Intervention de Marthe Lucas

Commission d'enquête Atteintes à la biodiversité — Réunion du 20 décembre 2016 à 17h55
Audition de M. Arnaud Gossement avocat Mme Marthe Lucas maître de conférences à l'université d'avignon et M. François-Guy Trébulle professeur à l'école de droit de la sorbonne université paris i panthéon-sorbonne

Marthe Lucas :

La cohérence de la jurisprudence est assez difficile à constater. Pour essayer de faire simple, je dirai que le juge administratif contrôle les mesures compensatoires à deux moments différents : l'étude d'impact et l'arrêté d'autorisation.

Pendant longtemps, le juge administratif ne faisait pas de distinction entre les trois éléments du triptyque ERC. Pour lui, dès qu'il y avait des mesures de réduction, il y avait compensation. C'est d'ailleurs une confusion que faisaient le juge, les requérants et l'administration.

Le juge aime s'appuyer sur des textes juridiques précis. Or, la plupart du temps, les textes n'étaient pas précis sur le contenu de l'obligation de compenser. Comment compenser ? Qu'est-ce qu'une mesure de compensation ? Comment définir la restauration de milieu et la recréation ? Le juge avait du mal à sanctionner en l'espèce.

J'ai relevé une grande cohérence par rapport aux schémas directeurs d'aménagement et de gestion des eaux, les SDAGE. Au vu de la transposition de la directive-cadre sur l'eau, qui fixe des objectifs de qualité écologique, les auteurs des SDAGE se sont mis à prévoir des modalités de compensation, qui pouvaient être variables. En gros, ils ont attribué des ratios de compensation, qui allaient de 100 % à 200 %, selon qu'il s'agissait de la destruction d'une zone humide ou de zones d'expansion des crues.

Dès lors que l'on était en présence de ratios très précis, ces schémas allaient plus loin que la réglementation nationale et le juge a pu s'appuyer sur des quotas qu'il était à même de contrôler pour sanctionner la compatibilité de mesures compensatoires au SDAGE.

S'agissant des sites Natura 2000, le principe est que les projets susceptibles d'avoir des conséquences ne doivent pas voir le jour, sauf dérogation si le projet répond à des raisons impératives d'intérêt public majeur, s'il n'existe pas de solution alternative et si des mesures compensatoires sont prévues.

En l'espèce, la compensation est déconnectée de l'étude d'impact.

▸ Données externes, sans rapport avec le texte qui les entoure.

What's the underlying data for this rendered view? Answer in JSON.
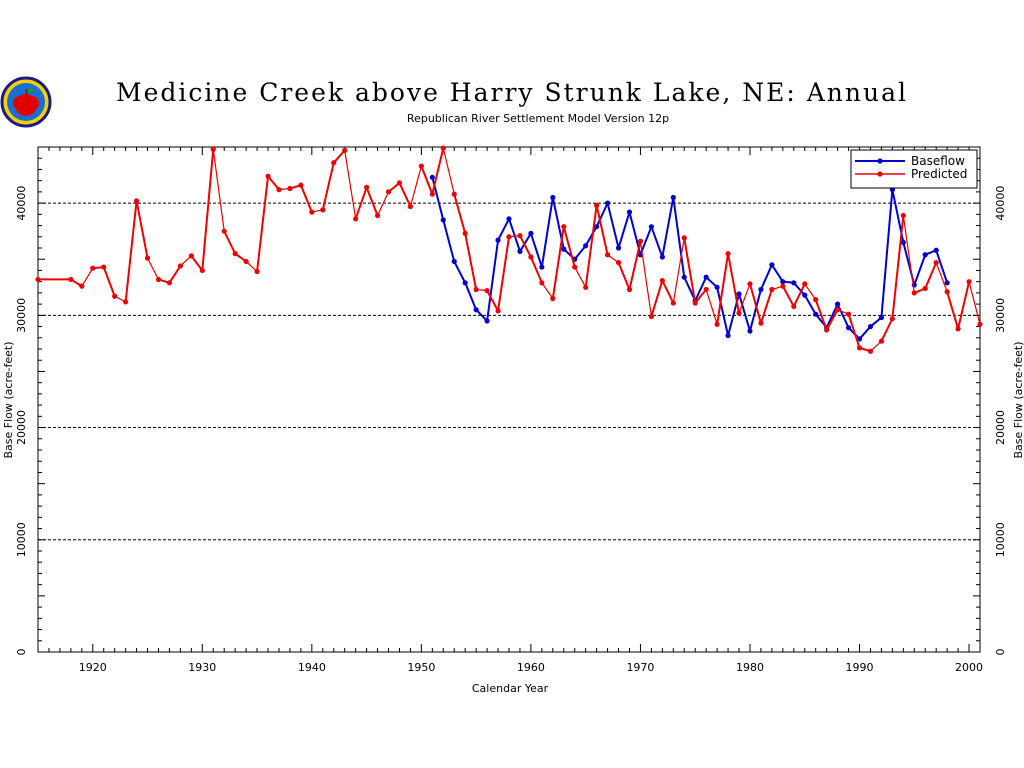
{
  "chart_data": {
    "type": "line",
    "title": "Medicine Creek above Harry Strunk Lake, NE: Annual",
    "subtitle": "Republican River Settlement Model Version 12p",
    "xlabel": "Calendar Year",
    "ylabel": "Base Flow (acre-feet)",
    "xlim": [
      1915,
      2001
    ],
    "ylim": [
      0,
      45000
    ],
    "x_ticks": [
      1920,
      1930,
      1940,
      1950,
      1960,
      1970,
      1980,
      1990,
      2000
    ],
    "y_ticks": [
      0,
      10000,
      20000,
      30000,
      40000
    ],
    "grid": "horizontal dashed",
    "legend_position": "top-right",
    "series": [
      {
        "name": "Baseflow",
        "color": "#0000cc",
        "points": [
          [
            1951,
            42300
          ],
          [
            1952,
            38500
          ],
          [
            1953,
            34800
          ],
          [
            1954,
            32900
          ],
          [
            1955,
            30500
          ],
          [
            1956,
            29500
          ],
          [
            1957,
            36700
          ],
          [
            1958,
            38600
          ],
          [
            1959,
            35700
          ],
          [
            1960,
            37300
          ],
          [
            1961,
            34300
          ],
          [
            1962,
            40500
          ],
          [
            1963,
            35900
          ],
          [
            1964,
            35000
          ],
          [
            1965,
            36200
          ],
          [
            1966,
            37900
          ],
          [
            1967,
            40000
          ],
          [
            1968,
            36000
          ],
          [
            1969,
            39200
          ],
          [
            1970,
            35400
          ],
          [
            1971,
            37900
          ],
          [
            1972,
            35200
          ],
          [
            1973,
            40500
          ],
          [
            1974,
            33400
          ],
          [
            1975,
            31300
          ],
          [
            1976,
            33400
          ],
          [
            1977,
            32500
          ],
          [
            1978,
            28200
          ],
          [
            1979,
            31900
          ],
          [
            1980,
            28600
          ],
          [
            1981,
            32300
          ],
          [
            1982,
            34500
          ],
          [
            1983,
            33000
          ],
          [
            1984,
            32900
          ],
          [
            1985,
            31800
          ],
          [
            1986,
            30100
          ],
          [
            1987,
            28900
          ],
          [
            1988,
            31000
          ],
          [
            1989,
            28900
          ],
          [
            1990,
            27900
          ],
          [
            1991,
            29000
          ],
          [
            1992,
            29800
          ],
          [
            1993,
            41200
          ],
          [
            1994,
            36500
          ],
          [
            1995,
            32700
          ],
          [
            1996,
            35400
          ],
          [
            1997,
            35800
          ],
          [
            1998,
            32900
          ]
        ]
      },
      {
        "name": "Predicted",
        "color": "#ee0000",
        "points": [
          [
            1915,
            33200
          ],
          [
            1918,
            33200
          ],
          [
            1919,
            32600
          ],
          [
            1920,
            34200
          ],
          [
            1921,
            34300
          ],
          [
            1922,
            31700
          ],
          [
            1923,
            31200
          ],
          [
            1924,
            40200
          ],
          [
            1925,
            35100
          ],
          [
            1926,
            33200
          ],
          [
            1927,
            32900
          ],
          [
            1928,
            34400
          ],
          [
            1929,
            35300
          ],
          [
            1930,
            34000
          ],
          [
            1931,
            44800
          ],
          [
            1932,
            37500
          ],
          [
            1933,
            35500
          ],
          [
            1934,
            34800
          ],
          [
            1935,
            33900
          ],
          [
            1936,
            42400
          ],
          [
            1937,
            41200
          ],
          [
            1938,
            41300
          ],
          [
            1939,
            41600
          ],
          [
            1940,
            39200
          ],
          [
            1941,
            39400
          ],
          [
            1942,
            43600
          ],
          [
            1943,
            44700
          ],
          [
            1944,
            38600
          ],
          [
            1945,
            41400
          ],
          [
            1946,
            38900
          ],
          [
            1947,
            41000
          ],
          [
            1948,
            41800
          ],
          [
            1949,
            39700
          ],
          [
            1950,
            43300
          ],
          [
            1951,
            40800
          ],
          [
            1952,
            44900
          ],
          [
            1953,
            40800
          ],
          [
            1954,
            37300
          ],
          [
            1955,
            32300
          ],
          [
            1956,
            32200
          ],
          [
            1957,
            30400
          ],
          [
            1958,
            37000
          ],
          [
            1959,
            37100
          ],
          [
            1960,
            35200
          ],
          [
            1961,
            32900
          ],
          [
            1962,
            31500
          ],
          [
            1963,
            37900
          ],
          [
            1964,
            34300
          ],
          [
            1965,
            32500
          ],
          [
            1966,
            39800
          ],
          [
            1967,
            35400
          ],
          [
            1968,
            34700
          ],
          [
            1969,
            32300
          ],
          [
            1970,
            36600
          ],
          [
            1971,
            29900
          ],
          [
            1972,
            33100
          ],
          [
            1973,
            31100
          ],
          [
            1974,
            36900
          ],
          [
            1975,
            31100
          ],
          [
            1976,
            32300
          ],
          [
            1977,
            29200
          ],
          [
            1978,
            35500
          ],
          [
            1979,
            30200
          ],
          [
            1980,
            32800
          ],
          [
            1981,
            29300
          ],
          [
            1982,
            32300
          ],
          [
            1983,
            32600
          ],
          [
            1984,
            30800
          ],
          [
            1985,
            32800
          ],
          [
            1986,
            31400
          ],
          [
            1987,
            28700
          ],
          [
            1988,
            30500
          ],
          [
            1989,
            30100
          ],
          [
            1990,
            27100
          ],
          [
            1991,
            26800
          ],
          [
            1992,
            27700
          ],
          [
            1993,
            29700
          ],
          [
            1994,
            38900
          ],
          [
            1995,
            32000
          ],
          [
            1996,
            32400
          ],
          [
            1997,
            34700
          ],
          [
            1998,
            32100
          ],
          [
            1999,
            28800
          ],
          [
            2000,
            33000
          ],
          [
            2001,
            29200
          ]
        ]
      }
    ]
  }
}
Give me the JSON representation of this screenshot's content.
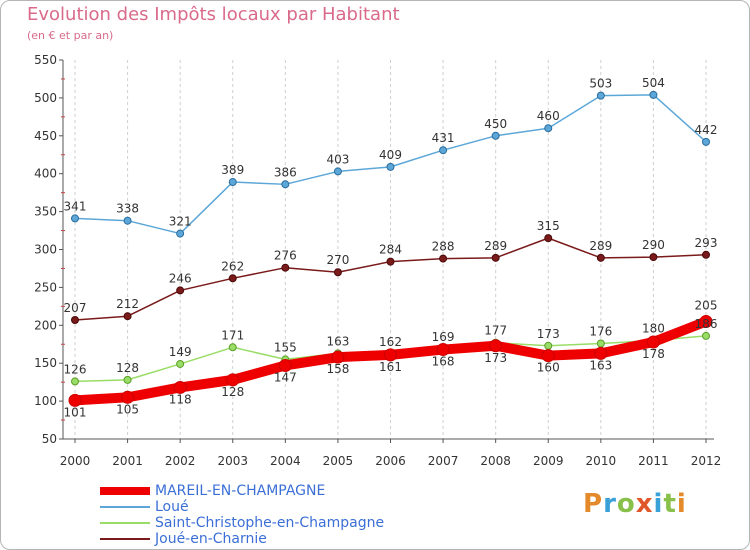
{
  "title": "Evolution des Impôts locaux par Habitant",
  "subtitle": "(en € et par an)",
  "logo": {
    "text": "Proxiti",
    "colors": [
      "#e58a2a",
      "#3aa0d8",
      "#88c04a",
      "#e0582a",
      "#3aa0d8",
      "#88c04a",
      "#e58a2a"
    ]
  },
  "chart_data": {
    "type": "line",
    "title": "Evolution des Impôts locaux par Habitant",
    "subtitle": "(en € et par an)",
    "xlabel": "",
    "ylabel": "",
    "ylim": [
      50,
      550
    ],
    "yticks": [
      50,
      100,
      150,
      200,
      250,
      300,
      350,
      400,
      450,
      500,
      550
    ],
    "grid": "vertical dashed lines at each year",
    "legend_placement": "bottom-left",
    "x": [
      "2000",
      "2001",
      "2002",
      "2003",
      "2004",
      "2005",
      "2006",
      "2007",
      "2008",
      "2009",
      "2010",
      "2011",
      "2012"
    ],
    "series": [
      {
        "name": "MAREIL-EN-CHAMPAGNE",
        "color": "#ee0000",
        "values": [
          101,
          105,
          118,
          128,
          147,
          158,
          161,
          168,
          173,
          160,
          163,
          178,
          205
        ]
      },
      {
        "name": "Loué",
        "color": "#5ca7d8",
        "values": [
          341,
          338,
          321,
          389,
          386,
          403,
          409,
          431,
          450,
          460,
          503,
          504,
          442
        ]
      },
      {
        "name": "Saint-Christophe-en-Champagne",
        "color": "#99dd66",
        "values": [
          126,
          128,
          149,
          171,
          155,
          163,
          162,
          169,
          177,
          173,
          176,
          180,
          186
        ]
      },
      {
        "name": "Joué-en-Charnie",
        "color": "#7a1a1a",
        "values": [
          207,
          212,
          246,
          262,
          276,
          270,
          284,
          288,
          289,
          315,
          289,
          290,
          293
        ]
      }
    ]
  }
}
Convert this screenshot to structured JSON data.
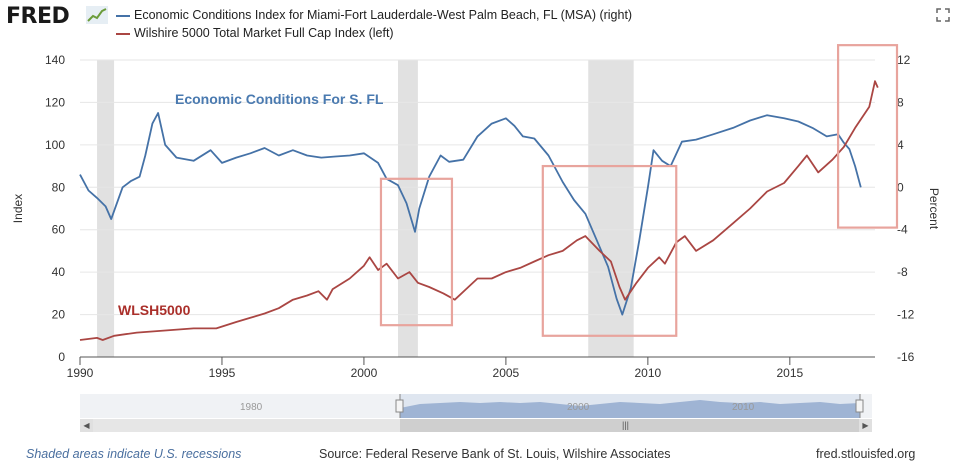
{
  "header": {
    "logo": "FRED",
    "legend": [
      {
        "label": "Economic Conditions Index for Miami-Fort Lauderdale-West Palm Beach, FL (MSA) (right)",
        "color": "#4572a7"
      },
      {
        "label": "Wilshire 5000 Total Market Full Cap Index (left)",
        "color": "#aa4643"
      }
    ],
    "expand_icon": "fullscreen-icon"
  },
  "footer": {
    "recession_note": "Shaded areas indicate U.S. recessions",
    "source": "Source: Federal Reserve Bank of St. Louis, Wilshire Associates",
    "site": "fred.stlouisfed.org"
  },
  "navigator": {
    "labels": [
      "1980",
      "2000",
      "2010"
    ],
    "handle_icon": "range-handle-icon",
    "scroll_grip": "|||"
  },
  "chart_data": {
    "type": "line",
    "xlim": [
      1990,
      2018
    ],
    "xticks": [
      1990,
      1995,
      2000,
      2005,
      2010,
      2015
    ],
    "left_axis": {
      "label": "Index",
      "ylim": [
        0,
        140
      ],
      "ticks": [
        0,
        20,
        40,
        60,
        80,
        100,
        120,
        140
      ]
    },
    "right_axis": {
      "label": "Percent",
      "ylim": [
        -16,
        12
      ],
      "ticks": [
        -16,
        -12,
        -8,
        -4,
        0,
        4,
        8,
        12
      ]
    },
    "grid": true,
    "recessions": [
      [
        1990.6,
        1991.2
      ],
      [
        2001.2,
        2001.9
      ],
      [
        2007.9,
        2009.5
      ]
    ],
    "annotations": [
      {
        "text": "Economic Conditions For S. FL",
        "color": "#4a7ab0"
      },
      {
        "text": "WLSH5000",
        "color": "#aa2f2a"
      }
    ],
    "highlight_boxes": [
      {
        "x": [
          2000.6,
          2003.1
        ],
        "y_left": [
          15,
          84
        ]
      },
      {
        "x": [
          2006.3,
          2011.0
        ],
        "y_left": [
          10,
          90
        ]
      },
      {
        "x": [
          2016.7,
          2018.9
        ],
        "y_left": [
          61,
          147
        ]
      }
    ],
    "series": [
      {
        "name": "Economic Conditions Index for Miami-Fort Lauderdale-West Palm Beach, FL (MSA) (right)",
        "axis": "right",
        "color": "#4572a7",
        "x": [
          1990.0,
          1990.3,
          1990.6,
          1990.9,
          1991.1,
          1991.5,
          1991.8,
          1992.1,
          1992.3,
          1992.55,
          1992.75,
          1993.0,
          1993.4,
          1994.0,
          1994.6,
          1995.0,
          1995.5,
          1996.0,
          1996.5,
          1997.0,
          1997.5,
          1998.0,
          1998.5,
          1999.0,
          1999.5,
          2000.0,
          2000.5,
          2000.8,
          2001.2,
          2001.5,
          2001.8,
          2001.95,
          2002.3,
          2002.7,
          2003.0,
          2003.5,
          2004.0,
          2004.5,
          2005.0,
          2005.3,
          2005.6,
          2006.0,
          2006.5,
          2007.0,
          2007.4,
          2007.8,
          2008.2,
          2008.6,
          2008.9,
          2009.1,
          2009.4,
          2009.7,
          2010.0,
          2010.2,
          2010.5,
          2010.8,
          2011.2,
          2011.7,
          2012.3,
          2013.0,
          2013.6,
          2014.2,
          2014.8,
          2015.3,
          2015.8,
          2016.3,
          2016.7,
          2016.9,
          2017.1,
          2017.3,
          2017.5
        ],
        "y": [
          1.2,
          -0.3,
          -1.0,
          -1.8,
          -3.0,
          0.0,
          0.6,
          1.0,
          3.0,
          6.0,
          7.0,
          4.0,
          2.8,
          2.5,
          3.5,
          2.3,
          2.8,
          3.2,
          3.7,
          3.0,
          3.5,
          3.0,
          2.8,
          2.9,
          3.0,
          3.2,
          2.3,
          0.8,
          0.2,
          -1.5,
          -4.2,
          -2.0,
          1.0,
          3.0,
          2.4,
          2.6,
          4.8,
          6.0,
          6.5,
          5.8,
          4.8,
          4.6,
          3.0,
          0.5,
          -1.2,
          -2.5,
          -5.0,
          -7.5,
          -10.5,
          -12.0,
          -9.5,
          -5.0,
          0.0,
          3.5,
          2.5,
          2.0,
          4.3,
          4.5,
          5.0,
          5.6,
          6.3,
          6.8,
          6.5,
          6.2,
          5.6,
          4.8,
          5.0,
          4.2,
          3.6,
          2.0,
          0.0
        ]
      },
      {
        "name": "Wilshire 5000 Total Market Full Cap Index (left)",
        "axis": "left",
        "color": "#aa4643",
        "x": [
          1990.0,
          1990.6,
          1990.8,
          1991.2,
          1992.0,
          1993.0,
          1994.0,
          1994.8,
          1995.5,
          1996.0,
          1996.5,
          1997.0,
          1997.5,
          1998.0,
          1998.4,
          1998.7,
          1998.9,
          1999.5,
          2000.0,
          2000.2,
          2000.5,
          2000.8,
          2001.2,
          2001.6,
          2001.9,
          2002.3,
          2002.8,
          2003.2,
          2003.6,
          2004.0,
          2004.5,
          2005.0,
          2005.5,
          2006.0,
          2006.5,
          2007.0,
          2007.5,
          2007.8,
          2008.3,
          2008.7,
          2009.0,
          2009.2,
          2009.6,
          2010.0,
          2010.4,
          2010.6,
          2011.0,
          2011.3,
          2011.7,
          2012.3,
          2013.0,
          2013.6,
          2014.2,
          2014.8,
          2015.3,
          2015.6,
          2016.0,
          2016.5,
          2016.9,
          2017.3,
          2017.8,
          2018.0,
          2018.1
        ],
        "y": [
          8.0,
          9.0,
          8.0,
          10.0,
          11.5,
          12.5,
          13.5,
          13.5,
          16.5,
          18.5,
          20.5,
          23.0,
          27.0,
          29.0,
          31.0,
          27.0,
          32.0,
          37.0,
          43.0,
          47.0,
          41.0,
          44.0,
          37.0,
          40.0,
          35.0,
          33.0,
          30.0,
          27.0,
          32.0,
          37.0,
          37.0,
          40.0,
          42.0,
          45.0,
          48.0,
          50.0,
          55.0,
          57.0,
          50.0,
          45.0,
          33.0,
          27.0,
          35.0,
          42.0,
          47.0,
          44.0,
          54.0,
          57.0,
          50.0,
          55.0,
          63.0,
          70.0,
          78.0,
          82.0,
          90.0,
          95.0,
          87.0,
          93.0,
          99.0,
          108.0,
          118.0,
          130.0,
          127.0
        ]
      }
    ]
  }
}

On regarde si l'impact du projet est significatif après les mesures d'évitement et de réduction, ce qui est très prudent, dans la mesure où l'on n'a aucune garantie de pouvoir recréer écologiquement un milieu identique à celui qui a été détruit.

Sur ce point, un arrêt de la cour administrative d'appel de Nantes a contrôlé très sévèrement une mesure compensatoire sur le pont de Donges.

Au-delà, il me semble assez difficile de porter un jugement sur la position du juge administratif. De manière générale, les requérants sont plus précis, donc le juge est aussi plus précis sur la faisabilité des mesures compensatoires. Mais il n'est absolument pas spécialiste pour évaluer le contenu écologique des mesures compensatoires.